Час назад лейтенант категоpически утверждал, что с десяти до одиннадцати на улице не было ни души, а теперь выяснилось, что проехало три машины и велосипедист, прошел почтальон, пробежали две девушки из санатория и проковылял какой-то старик под огромным черным зонтом.
Гуров тоже устал и вытер лицо ладонью:
– Зонт был большой?
– Большой. – Лейтенант вздохнул.
– И лица ты этого человека не видел?
– Не видел.
– А почему ты решил, что это старик?
– Сутулый, шаркает.
– Значит, ты его ноги видел, а лицо нет?
– Так точно.
– А он твои ноги, значит, тоже мог видеть?
Гуров отметил форменные ботинки оперуполномоченного, как только тот вошел.
– Мог и видеть.
– А куда старик пошел, вниз по переулку? – Гуров провел пальцем по чертежу.
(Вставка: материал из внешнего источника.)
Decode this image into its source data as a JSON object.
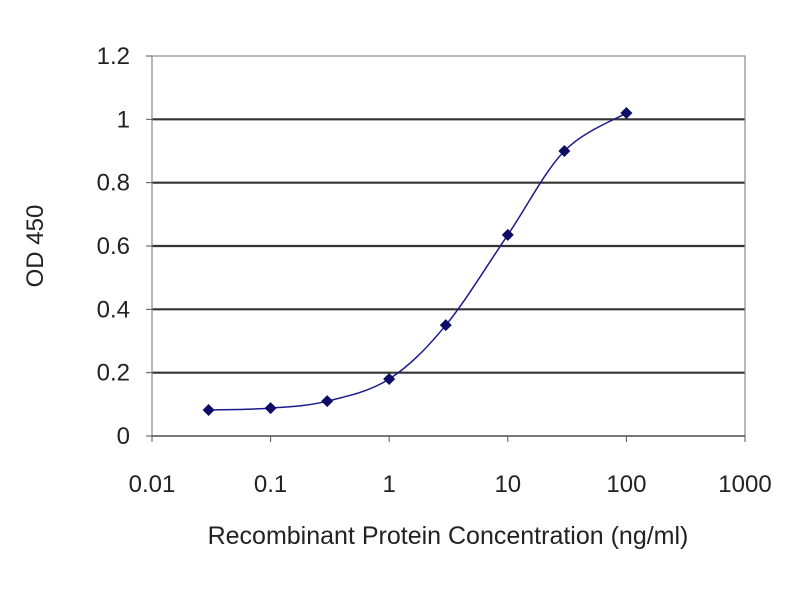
{
  "chart_data": {
    "type": "line",
    "title": "",
    "xlabel": "Recombinant Protein Concentration (ng/ml)",
    "ylabel": "OD 450",
    "xscale": "log",
    "xlim": [
      0.01,
      1000
    ],
    "ylim": [
      0,
      1.2
    ],
    "xticks": [
      "0.01",
      "0.1",
      "1",
      "10",
      "100",
      "1000"
    ],
    "yticks": [
      "0",
      "0.2",
      "0.4",
      "0.6",
      "0.8",
      "1",
      "1.2"
    ],
    "grid": "horizontal",
    "colors": {
      "series": "#1a1a8c",
      "marker": "#0d0d66",
      "grid": "#333333"
    },
    "series": [
      {
        "x": [
          0.03,
          0.1,
          0.3,
          1,
          3,
          10,
          30,
          100
        ],
        "y": [
          0.082,
          0.088,
          0.11,
          0.18,
          0.35,
          0.635,
          0.9,
          1.02
        ]
      }
    ]
  }
}
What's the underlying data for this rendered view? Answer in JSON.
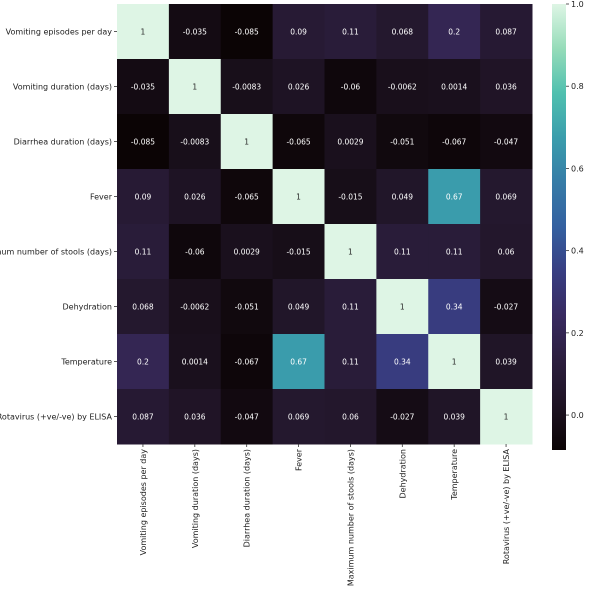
{
  "chart_data": {
    "type": "heatmap",
    "title": "",
    "labels": [
      "Vomiting episodes per day",
      "Vomiting duration (days)",
      "Diarrhea duration (days)",
      "Fever",
      "Maximum number of stools (days)",
      "Dehydration",
      "Temperature",
      "Rotavirus (+ve/-ve) by ELISA"
    ],
    "matrix": [
      [
        1,
        -0.035,
        -0.085,
        0.09,
        0.11,
        0.068,
        0.2,
        0.087
      ],
      [
        -0.035,
        1,
        -0.0083,
        0.026,
        -0.06,
        -0.0062,
        0.0014,
        0.036
      ],
      [
        -0.085,
        -0.0083,
        1,
        -0.065,
        0.0029,
        -0.051,
        -0.067,
        -0.047
      ],
      [
        0.09,
        0.026,
        -0.065,
        1,
        -0.015,
        0.049,
        0.67,
        0.069
      ],
      [
        0.11,
        -0.06,
        0.0029,
        -0.015,
        1,
        0.11,
        0.11,
        0.06
      ],
      [
        0.068,
        -0.0062,
        -0.051,
        0.049,
        0.11,
        1,
        0.34,
        -0.027
      ],
      [
        0.2,
        0.0014,
        -0.067,
        0.67,
        0.11,
        0.34,
        1,
        0.039
      ],
      [
        0.087,
        0.036,
        -0.047,
        0.069,
        0.06,
        -0.027,
        0.039,
        1
      ]
    ],
    "colorbar": {
      "vmin": -0.085,
      "vmax": 1.0,
      "ticks": [
        "0.0",
        "0.2",
        "0.4",
        "0.6",
        "0.8",
        "1.0"
      ],
      "colormap": "mako"
    }
  }
}
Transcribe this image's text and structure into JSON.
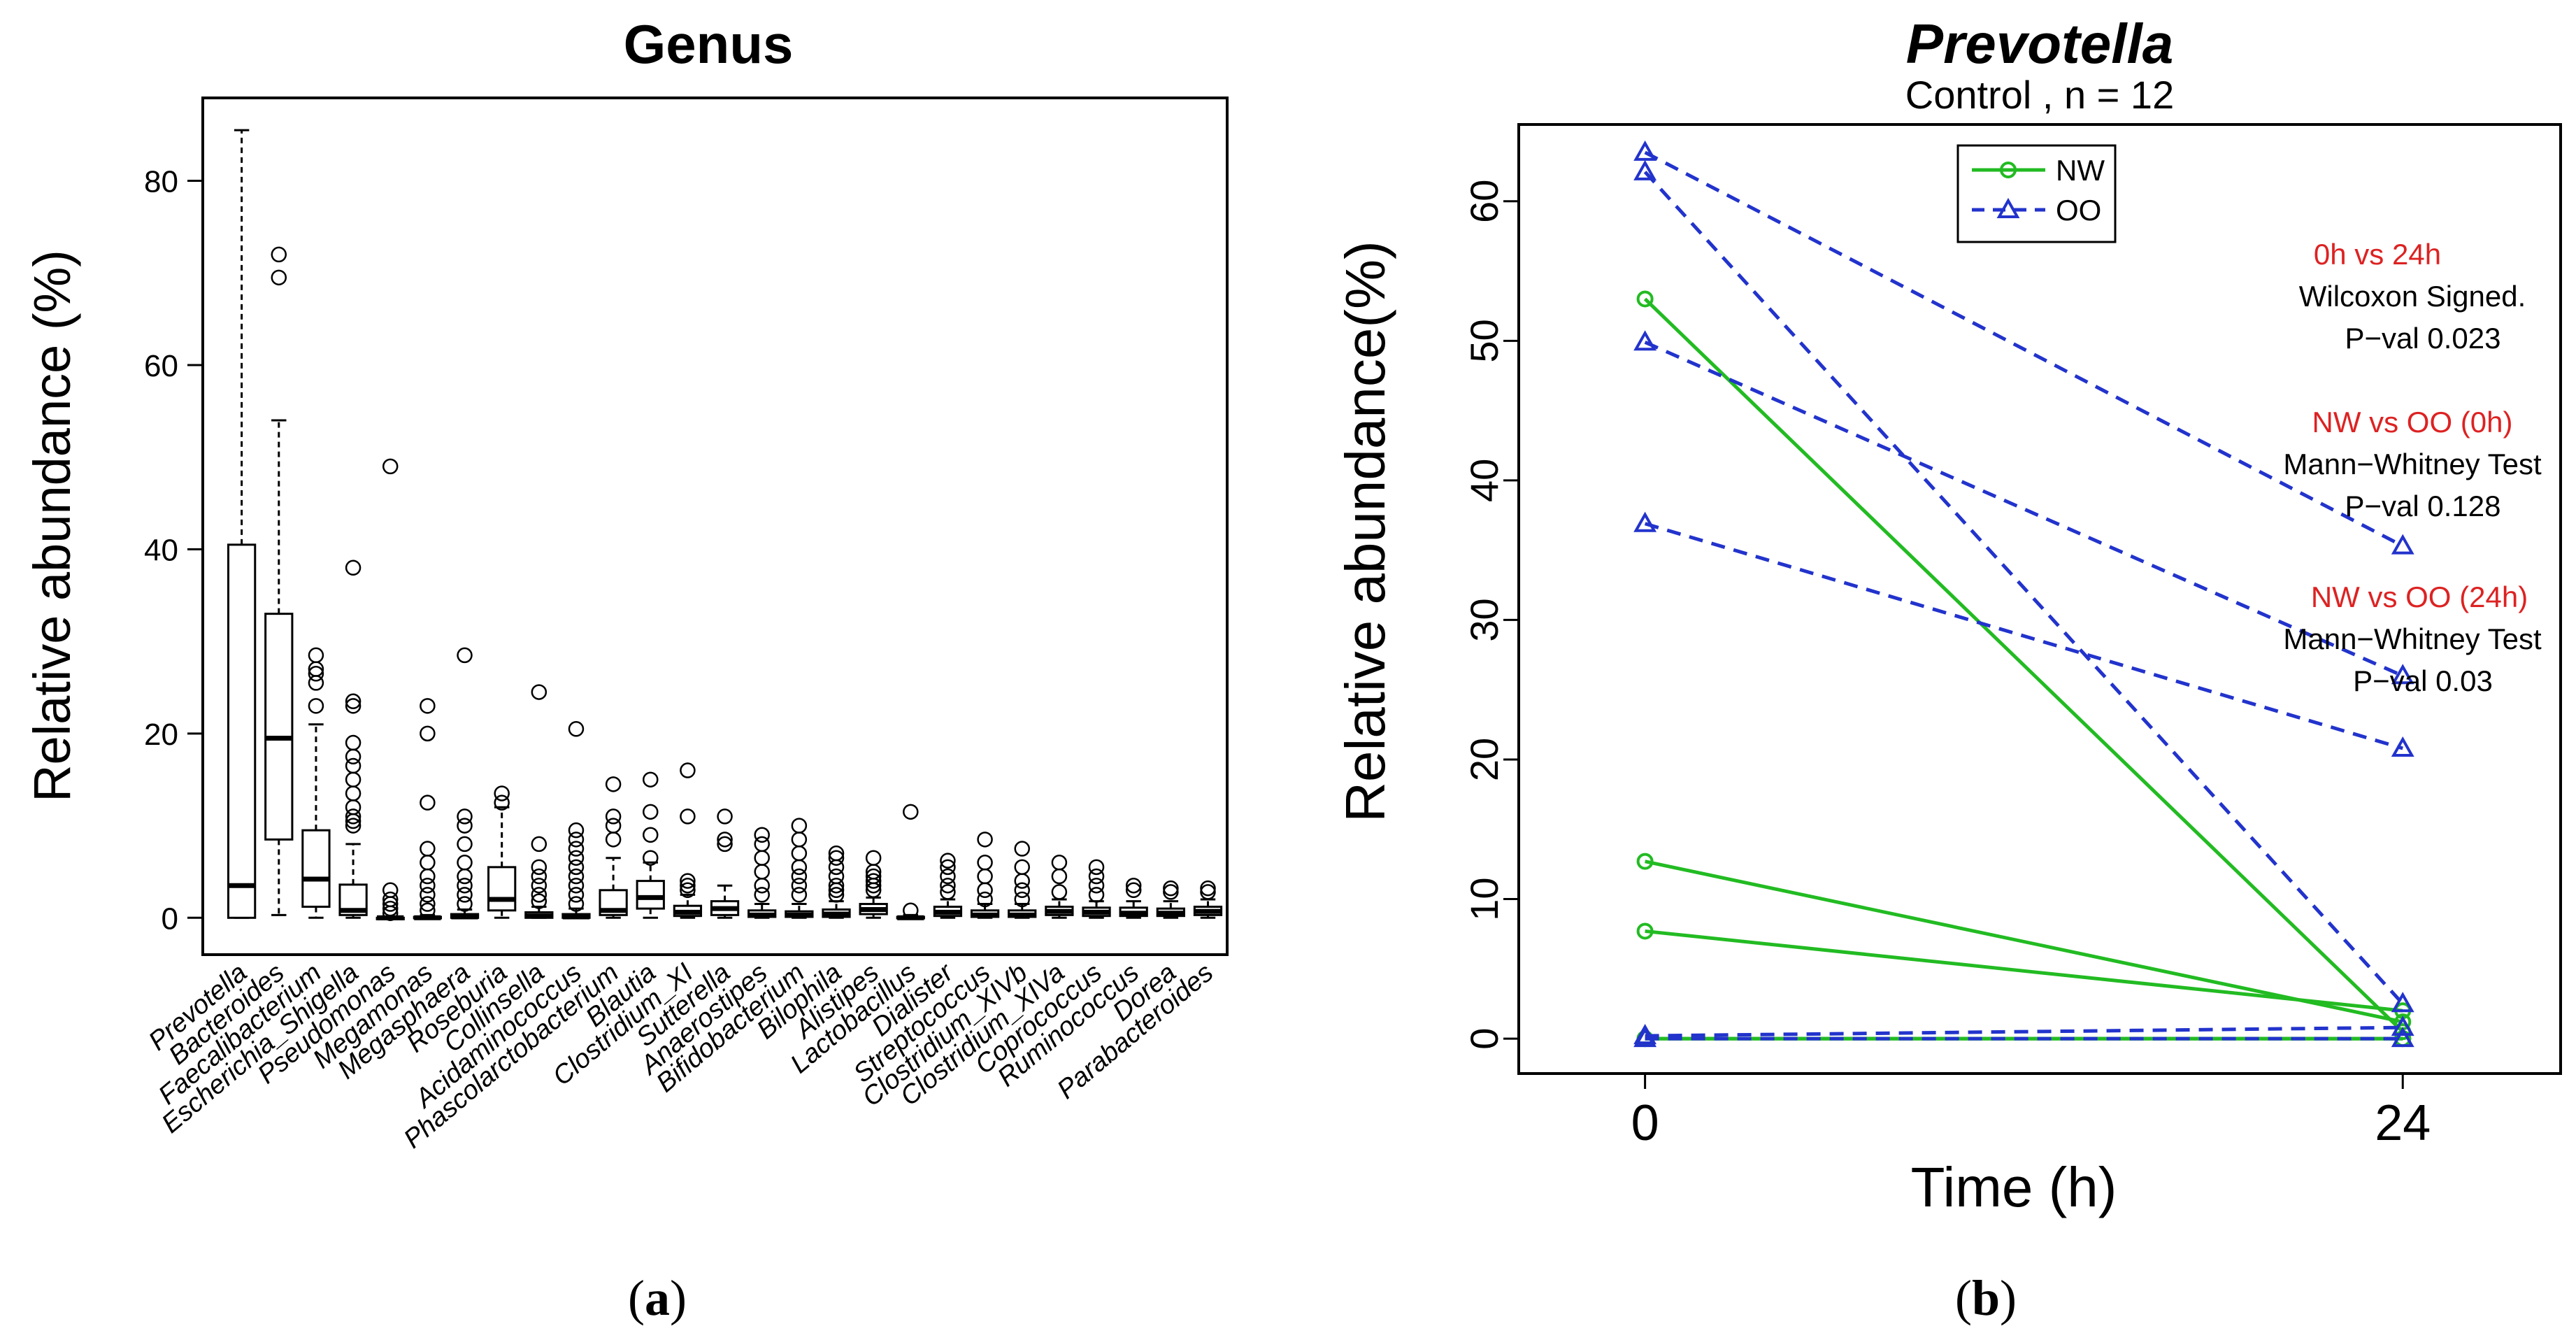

– Нет, в этот дом зашел. – Рамиз ткнул пальцем в нарисованный им план.
– В дом или во двор?
– Сначала забор, а потом двор.
– Значит, ты видел, как человек вошел во двор, входил он в дом или нет, ты видеть не мог. Так?
Отари вскочил, пробежался по кабинету, Гуров тяжело вздохнул и тоже встал:
– Поехали, взглянем на место.
Дырку в заборе нашли сразу, следы в раскисшей земле ничего дать не могли.
– Идите в дом, лейтенант, ищите своего старика с большим черным зонтом. – Гуров перешел на «вы» и смотреть в лицо оперативника перестал.
– Я его убью, – сказал Отари, – или он приведет мне этого старика…
– Никого он не приведет, – перебил Гуров. – У человека был складной, скорее всего японский, зонт.